The way eating is supposed to be January 17, 2008 6 out of 7 found this review helpful
I have a friend who is a well-known bodybuilder of the "Golden Era" and he uses this Warrior Diet with great success. He's a real proponent of it.
I found the book enlightening. Eat more at night? In all my years I've never heard that. I've been taught to eat most of my food during the day and very little at night. Only now is the fitness community learning that eating at night is a good thing.

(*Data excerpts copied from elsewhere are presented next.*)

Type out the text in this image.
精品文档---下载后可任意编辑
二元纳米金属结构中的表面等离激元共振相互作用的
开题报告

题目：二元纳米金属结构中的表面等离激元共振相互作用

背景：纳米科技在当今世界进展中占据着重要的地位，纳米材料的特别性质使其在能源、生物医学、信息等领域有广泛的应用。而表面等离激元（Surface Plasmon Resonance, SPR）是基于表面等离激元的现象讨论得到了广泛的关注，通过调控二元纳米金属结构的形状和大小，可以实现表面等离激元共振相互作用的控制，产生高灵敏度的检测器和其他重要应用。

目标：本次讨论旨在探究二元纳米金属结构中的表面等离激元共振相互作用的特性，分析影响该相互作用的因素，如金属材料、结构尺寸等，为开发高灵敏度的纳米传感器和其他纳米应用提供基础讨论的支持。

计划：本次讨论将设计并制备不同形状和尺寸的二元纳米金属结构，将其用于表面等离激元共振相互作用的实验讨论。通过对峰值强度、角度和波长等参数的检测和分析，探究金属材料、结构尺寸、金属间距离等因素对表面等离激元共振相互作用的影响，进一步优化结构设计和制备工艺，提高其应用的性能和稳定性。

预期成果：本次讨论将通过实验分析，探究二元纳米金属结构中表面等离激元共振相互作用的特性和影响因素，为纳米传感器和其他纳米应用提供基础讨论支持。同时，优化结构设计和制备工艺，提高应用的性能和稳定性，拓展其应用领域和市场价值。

That's discussed in the book.
There are chapters on warrior meals and recipes, sex drive, potency and animal magnetism. There is also a chapter on personalizing the diet for women. (I'm sorry the author didn't realize from the beginning that women are warriors too!)
I think you'll find this a very enlightening book and highly recommend it.
A Fantastic Return to Instinctual Eating January 3, 2008 9 out of 9 found this review helpful
While I do understand that not everyone will enjoy this diet, or even benefit from it, in my life it has altered my health and energy dramatically. I have tried eating the "clean" bodybuilders diet for the last 2 years to put on size. I have done my cardio, intervals and slow paced mileage. I don't care about that anymore. I want to feel alive, primal, loving, and in tune. And for me this diet is a cornerstone of that lifestyle. I have never felt the need to write a review of a book, this is my first, and it deserves to be read at the least.